Glen Dickson, 34, of Bonnyrigg, diagnosed seven years ago with relapsing and remitting MS, says his condition has already deteriorated while he has waited to find out if he can receive NHS-funded treatment in England.
He has now launched a crowdfund appeal for treatment in Russia.
“I have been speaking to neurologists for about five years about this treatment and getting nowhere. There are so many hoops to jump through,” he said.
“It’s very frustrating. I’m not sure how long I will be mobile for, but when I speak to doctors, I’m told I should wait another six months and see what happens.
“For me, it’s a matter of urgency, because in six months I could have another big relapse.”
Morna Simpkins, Director of MS Society Scotland, said: “Having sites in Scotland participating in the StarMS trial is a positive, and potentially the first step towards developing an HSCT service within Scotland.
“NHS eligibility criteria are strict at the moment and availability is limited, but people with MS who live in Scotland can be referred to sites in England that currently offer HSCT.
“However, this is a recent development and we know that it isn’t yet happening routinely.
“We want everyone who is eligible to get HSCT on the NHS as it’s vital that people with MS have a range of treatment options available and can make a decision based on what’s right for them.”
A Scottish Government spokesperson said: “We understand how distressing and debilitating MS can be, and we want to ensure that people can access the best possible treatment and support.
“HSCT can be offered to patients from Scotland when it is clinically judged that the benefits of treatment outweigh the risks.
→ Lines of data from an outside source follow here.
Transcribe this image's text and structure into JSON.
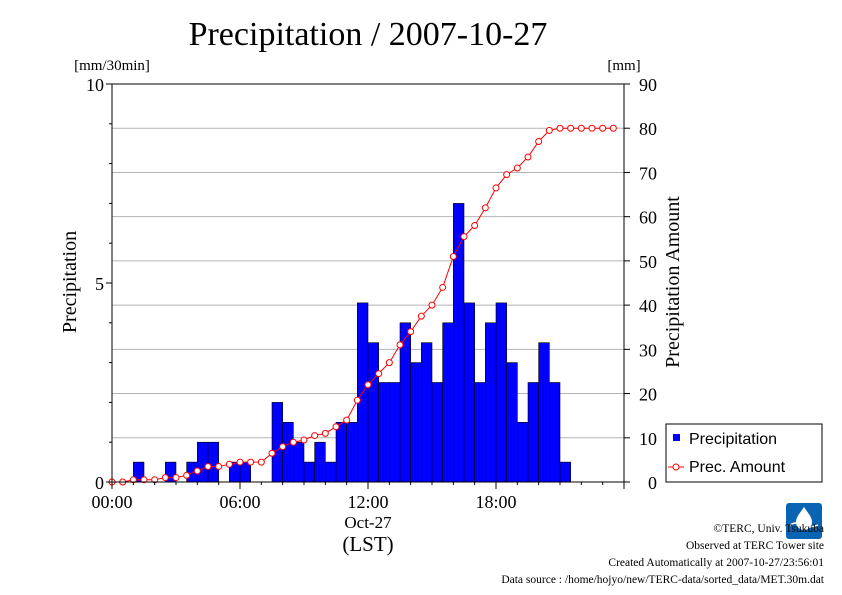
{
  "chart_data": {
    "type": "bar",
    "title": "Precipitation / 2007-10-27",
    "ylabel_left": "Precipitation",
    "yunit_left": "[mm/30min]",
    "ylabel_right": "Precipitation Amount",
    "yunit_right": "[mm]",
    "ylim_left": [
      0,
      10
    ],
    "ylim_right": [
      0,
      90
    ],
    "yticks_left": [
      "0",
      "5",
      "10"
    ],
    "yticks_right": [
      "0",
      "10",
      "20",
      "30",
      "40",
      "50",
      "60",
      "70",
      "80",
      "90"
    ],
    "xticks": [
      "00:00",
      "06:00",
      "12:00",
      "18:00"
    ],
    "xdate": "Oct-27",
    "xlabel": "(LST)",
    "grid": true,
    "legend_position": "right",
    "series": [
      {
        "name": "Precipitation",
        "kind": "bar",
        "color": "#0000ff",
        "values": [
          0,
          0,
          0.5,
          0,
          0,
          0.5,
          0,
          0.5,
          1,
          1,
          0,
          0.5,
          0.5,
          0,
          0,
          2,
          1.5,
          1,
          0.5,
          1,
          0.5,
          1.5,
          1.5,
          4.5,
          3.5,
          2.5,
          2.5,
          4,
          3,
          3.5,
          2.5,
          4,
          7,
          4.5,
          2.5,
          4,
          4.5,
          3,
          1.5,
          2.5,
          3.5,
          2.5,
          0.5,
          0,
          0,
          0,
          0,
          0
        ]
      },
      {
        "name": "Prec. Amount",
        "kind": "line",
        "color": "#ff0000",
        "values": [
          0,
          0,
          0.5,
          0.5,
          0.5,
          1,
          1,
          1.5,
          2.5,
          3.5,
          3.5,
          4,
          4.5,
          4.5,
          4.5,
          6.5,
          8,
          9,
          9.5,
          10.5,
          11,
          12.5,
          14,
          18.5,
          22,
          24.5,
          27,
          31,
          34,
          37.5,
          40,
          44,
          51,
          55.5,
          58,
          62,
          66.5,
          69.5,
          71,
          73.5,
          77,
          79.5,
          80,
          80,
          80,
          80,
          80,
          80
        ]
      }
    ]
  },
  "legend": {
    "precipitation": "Precipitation",
    "amount": "Prec. Amount"
  },
  "footer": {
    "copyright": "©TERC, Univ. Tsukuba",
    "observed": "Observed at TERC Tower site",
    "created": "Created Automatically at 2007-10-27/23:56:01",
    "source": "Data source : /home/hojyo/new/TERC-data/sorted_data/MET.30m.dat"
  },
  "logo": {
    "text": "TERC",
    "color": "#0a64b4"
  }
}
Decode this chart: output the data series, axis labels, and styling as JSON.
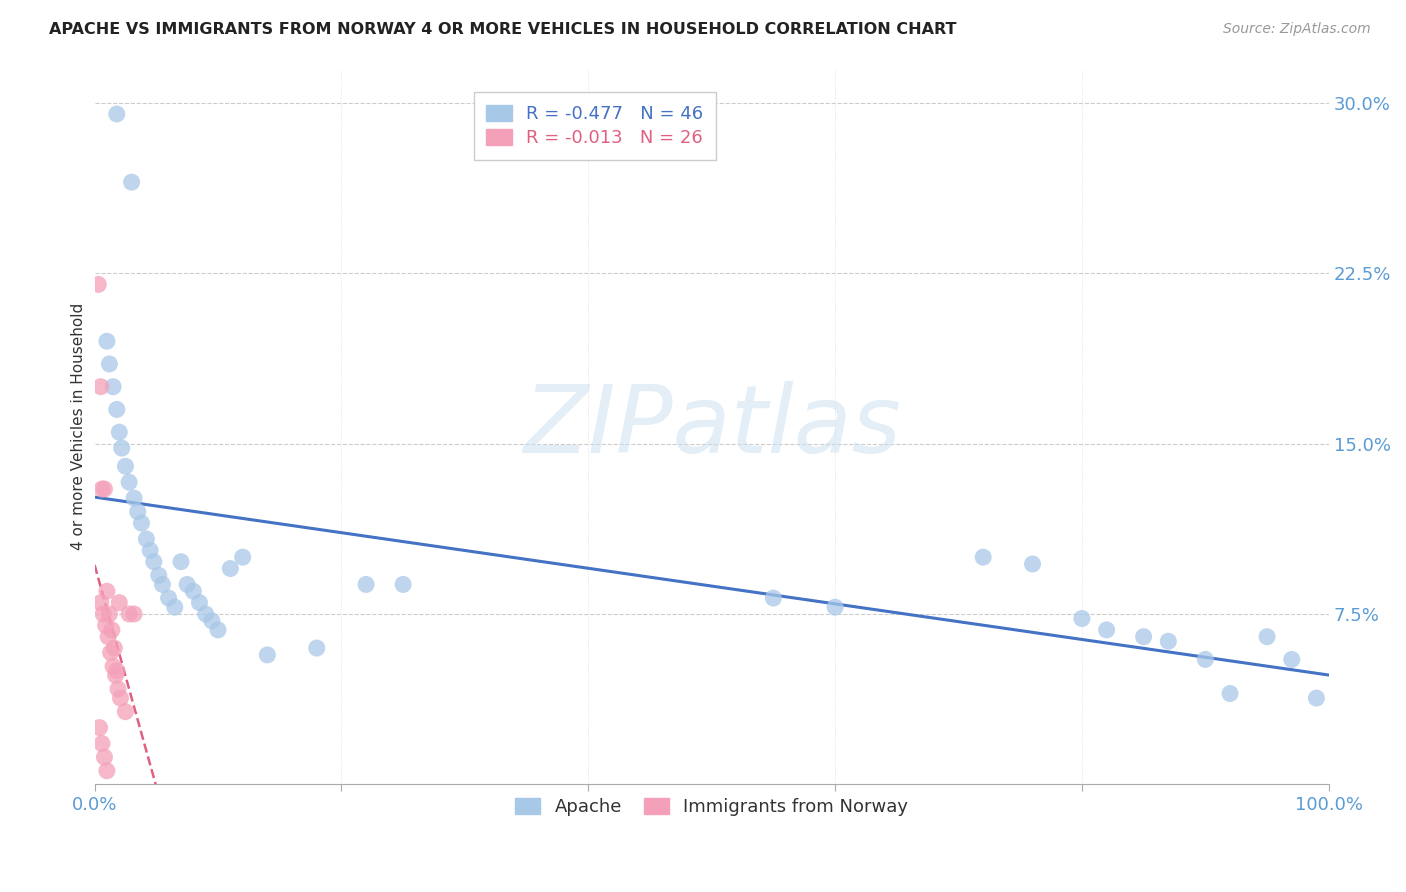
{
  "title": "APACHE VS IMMIGRANTS FROM NORWAY 4 OR MORE VEHICLES IN HOUSEHOLD CORRELATION CHART",
  "source": "Source: ZipAtlas.com",
  "ylabel": "4 or more Vehicles in Household",
  "apache_color": "#a8c8e8",
  "norway_color": "#f4a0b8",
  "apache_line_color": "#4472c4",
  "norway_line_color": "#e06080",
  "watermark_text": "ZIPatlas",
  "apache_x": [
    0.018,
    0.03,
    0.01,
    0.012,
    0.015,
    0.018,
    0.02,
    0.022,
    0.025,
    0.028,
    0.032,
    0.035,
    0.038,
    0.042,
    0.045,
    0.048,
    0.052,
    0.055,
    0.06,
    0.065,
    0.07,
    0.075,
    0.08,
    0.085,
    0.09,
    0.095,
    0.1,
    0.11,
    0.12,
    0.14,
    0.18,
    0.22,
    0.25,
    0.55,
    0.6,
    0.72,
    0.76,
    0.8,
    0.82,
    0.85,
    0.87,
    0.9,
    0.92,
    0.95,
    0.97,
    0.99
  ],
  "apache_y": [
    0.295,
    0.265,
    0.195,
    0.185,
    0.175,
    0.165,
    0.155,
    0.148,
    0.14,
    0.133,
    0.126,
    0.12,
    0.115,
    0.108,
    0.103,
    0.098,
    0.092,
    0.088,
    0.082,
    0.078,
    0.098,
    0.088,
    0.085,
    0.08,
    0.075,
    0.072,
    0.068,
    0.095,
    0.1,
    0.057,
    0.06,
    0.088,
    0.088,
    0.082,
    0.078,
    0.1,
    0.097,
    0.073,
    0.068,
    0.065,
    0.063,
    0.055,
    0.04,
    0.065,
    0.055,
    0.038
  ],
  "norway_x": [
    0.003,
    0.005,
    0.006,
    0.008,
    0.01,
    0.012,
    0.014,
    0.016,
    0.018,
    0.02,
    0.005,
    0.007,
    0.009,
    0.011,
    0.013,
    0.015,
    0.017,
    0.019,
    0.021,
    0.025,
    0.004,
    0.006,
    0.008,
    0.01,
    0.028,
    0.032
  ],
  "norway_y": [
    0.22,
    0.175,
    0.13,
    0.13,
    0.085,
    0.075,
    0.068,
    0.06,
    0.05,
    0.08,
    0.08,
    0.075,
    0.07,
    0.065,
    0.058,
    0.052,
    0.048,
    0.042,
    0.038,
    0.032,
    0.025,
    0.018,
    0.012,
    0.006,
    0.075,
    0.075
  ],
  "ytick_vals": [
    0.0,
    0.075,
    0.15,
    0.225,
    0.3
  ],
  "ytick_labels": [
    "",
    "7.5%",
    "15.0%",
    "22.5%",
    "30.0%"
  ],
  "xtick_vals": [
    0.0,
    0.2,
    0.4,
    0.6,
    0.8,
    1.0
  ],
  "xtick_labels": [
    "0.0%",
    "",
    "",
    "",
    "",
    "100.0%"
  ]
}
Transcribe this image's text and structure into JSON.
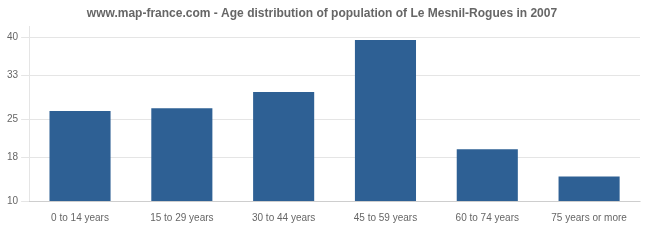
{
  "chart_data": {
    "type": "bar",
    "title": "www.map-france.com - Age distribution of population of Le Mesnil-Rogues in 2007",
    "categories": [
      "0 to 14 years",
      "15 to 29 years",
      "30 to 44 years",
      "45 to 59 years",
      "60 to 74 years",
      "75 years or more"
    ],
    "values": [
      26.5,
      27.0,
      30.0,
      39.5,
      19.5,
      14.5
    ],
    "color": "#2e6094",
    "ylim": [
      10,
      42
    ],
    "yticks": [
      10,
      18,
      25,
      33,
      40
    ],
    "grid": true
  }
}
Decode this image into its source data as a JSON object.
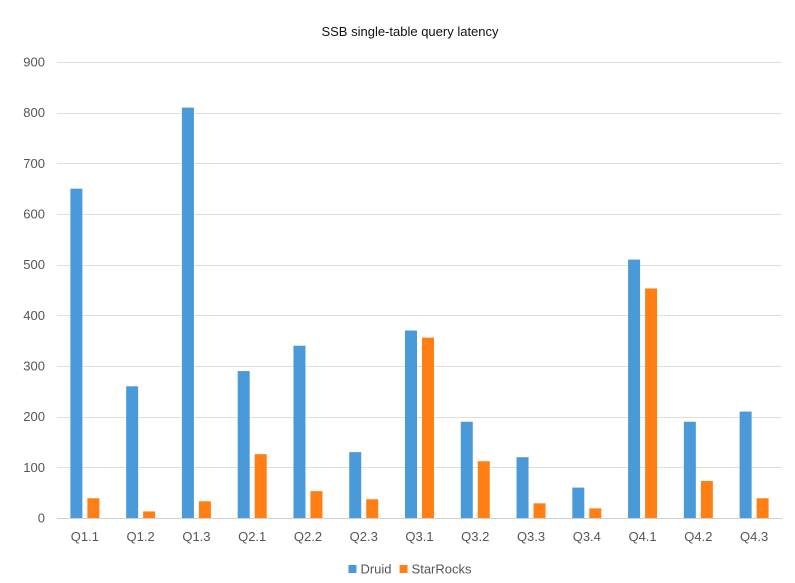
{
  "chart_data": {
    "type": "bar",
    "title": "SSB single-table query latency",
    "xlabel": "",
    "ylabel": "",
    "categories": [
      "Q1.1",
      "Q1.2",
      "Q1.3",
      "Q2.1",
      "Q2.2",
      "Q2.3",
      "Q3.1",
      "Q3.2",
      "Q3.3",
      "Q3.4",
      "Q4.1",
      "Q4.2",
      "Q4.3"
    ],
    "series": [
      {
        "name": "Druid",
        "color": "#4a9ad9",
        "values": [
          650,
          260,
          810,
          290,
          340,
          130,
          370,
          190,
          120,
          60,
          510,
          190,
          210
        ]
      },
      {
        "name": "StarRocks",
        "color": "#ff7f14",
        "values": [
          39,
          13,
          33,
          126,
          53,
          37,
          356,
          112,
          29,
          19,
          453,
          73,
          39
        ]
      }
    ],
    "ylim": [
      0,
      900
    ],
    "yticks": [
      0,
      100,
      200,
      300,
      400,
      500,
      600,
      700,
      800,
      900
    ],
    "grid": true,
    "legend_position": "bottom-center"
  }
}
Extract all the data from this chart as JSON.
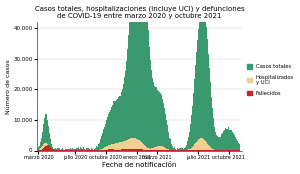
{
  "title_line1": "Casos totales, hospitalizaciones (incluye UCI) y defunciones",
  "title_line2": "de COVID-19 entre marzo 2020 y octubre 2021",
  "xlabel": "Fecha de notificación",
  "ylabel": "Número de casos",
  "color_casos": "#3a9a6e",
  "color_hosp": "#f0d090",
  "color_fall": "#cc2222",
  "legend_labels": [
    "Casos totales",
    "Hospitalizados\ny UCI",
    "Fallecidos"
  ],
  "ylim": [
    0,
    42000
  ],
  "yticks": [
    0,
    10000,
    20000,
    30000,
    40000
  ],
  "xtick_labels": [
    "marzo 2020",
    "julio 2020",
    "octubre 2020",
    "enero 2021",
    "marzo 2021",
    "julio 2021",
    "octubre 2021"
  ],
  "n_days": 600,
  "figsize": [
    3.0,
    1.74
  ],
  "dpi": 100
}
In these circumstances the NHS in Scotland will fund the treatment to be undertaken at a specialist centre in England.”
They added treatment decisions are a matter for clinicians in consultations with their patients.
“NHS National Services Scotland National Services Division and the clinical neurology and stem cell transplant teams in Scotland are working together on planning the development of HSCT services and pathway for eligible MS patients in Scotland.”